Damit rauben sich die Menschen gegenseitig ihr Mann- und Frausein, als ihre grundlegende Identität, die erst als Vater und Mutter real wird. Aus dieser Auflösung der Identität ist in direkter Weise die Auflösung der Geschlechtsidentitäten erwachsen, in der wir die Folgen dieser Mentalität als gesellschaftliche Allgemeinstimmung erleben. Die in den 1960er-Jahren allgegenwärtig und durch die Stärkung des subjektiven erotischen Erlebens durch die sexuelle Revolution (die diese sterile körperliche Agenda zur eigen beständigen Kraft aufgebaut hat) und nach und nach begonnen hat, unsere geistige Verfaßtheit zu erschüttern. Weil das Grundverständnis der Welt angegriffen wurde, aus dem alle weiteren Verwirrungen, wie wir sie heute erleben, erfolgt sind.

Denn diese Spaltung unserer ersten Fundamente - "als Mann und Frau schuf er ihn", schuf Gott den Menschen "nach seinem Abbilde" - setzt sich in alle weiteren Momente unseres Daseins fort. So daß wir im wahrsten Sinn des Wortes zu einer schizophrenen Gesellschaft wurden. Schizophren in seinem eigentlichen Sinn, der nämlich bedeutet, daß der Mensch keine Basis mehr findet, auf der er wirklich zu stehen kommt und die ihn ins Ich durch das Selbst eint.
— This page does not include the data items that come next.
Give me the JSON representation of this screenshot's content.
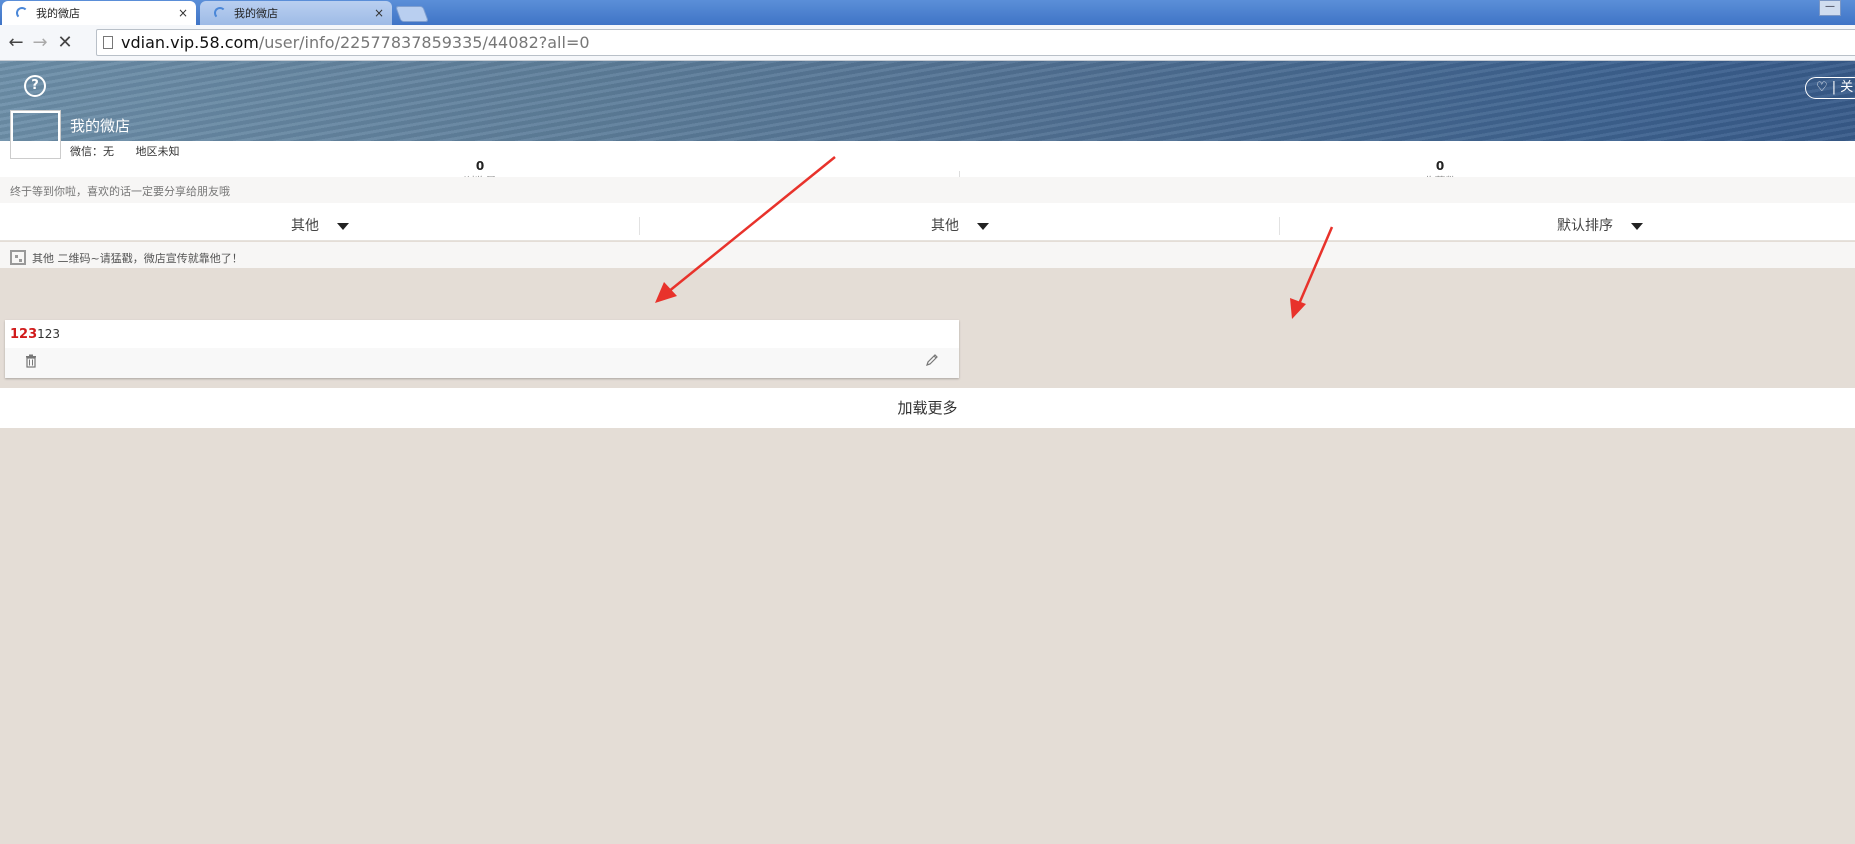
{
  "browser": {
    "tabs": [
      {
        "title": "我的微店",
        "active": true
      },
      {
        "title": "我的微店",
        "active": false
      }
    ],
    "tab_close_glyph": "×",
    "url_host": "vdian.vip.58.com",
    "url_path": "/user/info/22577837859335/44082?all=0",
    "window_btn": "—"
  },
  "header": {
    "help_glyph": "?",
    "favorite_label": "♡ | 关",
    "shop_name": "我的微店",
    "wechat": "微信：无",
    "region": "地区未知"
  },
  "stats": [
    {
      "value": "0",
      "label": "浏览量"
    },
    {
      "value": "0",
      "label": "收藏数"
    }
  ],
  "notice": "终于等到你啦，喜欢的话一定要分享给朋友哦",
  "filters": [
    "其他",
    "其他",
    "默认排序"
  ],
  "qr_text": "其他 二维码~请猛戳，微店宣传就靠他了！",
  "items": [
    {
      "title_highlight": "123",
      "title_rest": "123"
    }
  ],
  "load_more": "加载更多",
  "colors": {
    "price_red": "#d11b1b",
    "page_bg": "#e4ddd6",
    "annotation_arrow": "#e8322b"
  }
}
Daraus erfolgt zwangsläufig eine psychogene Fehlbeurteilung jedes anderen Menschen in der Begegnung. Die Begegnung spricht keine Identität mehr zu, sie wird volatil, ja mehr noch: Aus der folgenden Unsicherheit wird der andere zur Gefährdung des eigenen Selbst, der eigenen Identität in der Welt. Aus dem Logos gerissen, der in der ersten Begegnung Adams mit Eva in aller Tiefe erkennbar wird ("Fleisch von meinem Fleisch, Bein von meinem Bein"), beginnt dem Menschen der Boden unter den Füßen zu verschwimmen. Das zeigt sich in der Verflüchtigung sämtlicher Begriffe, die zu reinen Wortkonstrukten wurden, aber die Wirklichkeit nicht mehr zu tragen, zu bergen vermögen. Mit einem Wort: Das Liturgische des menschlichen Lebens hat sich zu einem Schattentheater verflüchtigt, das niemandem mehr Halt gibt, weil die Ordnung der Welt (Logos) nicht mehr in sich trägt.
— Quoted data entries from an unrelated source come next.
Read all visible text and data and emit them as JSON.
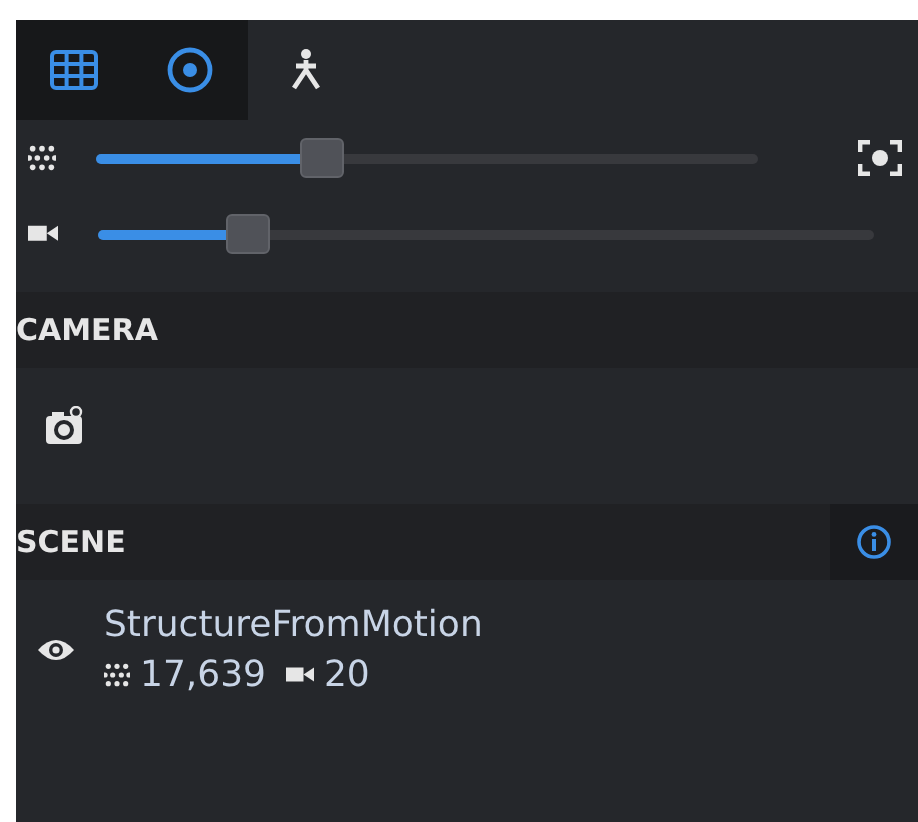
{
  "toolbar": {
    "tabs": [
      {
        "kind": "grid",
        "on": true
      },
      {
        "kind": "target",
        "on": true
      },
      {
        "kind": "merge",
        "on": false
      }
    ]
  },
  "sliders": [
    {
      "kind": "points",
      "level": 0.32
    },
    {
      "kind": "camera",
      "level": 0.18
    }
  ],
  "sections": [
    {
      "kind": "camera",
      "title": "CAMERA",
      "info": false
    },
    {
      "kind": "scene",
      "title": "SCENE",
      "info": true
    }
  ],
  "scene_item": {
    "visible": true,
    "name": "StructureFromMotion",
    "points": "17,639",
    "cameras": "20"
  }
}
Selbst die heute manchmal zu beobachtende scheinbare Reaktion - in der Gegenwehr gegen den Genderismus - ist keine adäquate Gegenbewegung, weil sie bereits aus dieser Dichotomie unseres Menschseins (der Spaltung in Welt und Geist, in Leib und Wort) erstanden ist und selbst eine voluntaristische, also rein bewußt-willentliche Denkbewegung ist. Die nicht mehr dem Sein folgt, sondern selbst bereits dieses Sein in das Scheintheater rationaler Gestalt - in die Pseudologie also - auflöst. So daß auch das "richtige Verhalten" zu einem Rollenspiel nach Drehbuch wird, dem es an der entscheidenden Lebendigkeit, der Offenheit der Gestalt des Logos, fehlt.

Man greift nicht zu weit, wenn man deshalb sagt, daß diese allumfassende, allseitige Verkennung, die für jeden Menschen die vielleicht größte Verwundung darstellt, weil sie bereits an den Fersen ansetzt, als Strafe Gottes gesehen wird. Weil sie ein Gefängnis darstellt, aus dem es kein Entkommen, weil keine direkte Antwort gibt. Was sich darin anzeigt, daß heute Fragen der Identität von einer ungeheuren Aggressivität begleitet werden, an deren Beginn wir freilich erst stehen.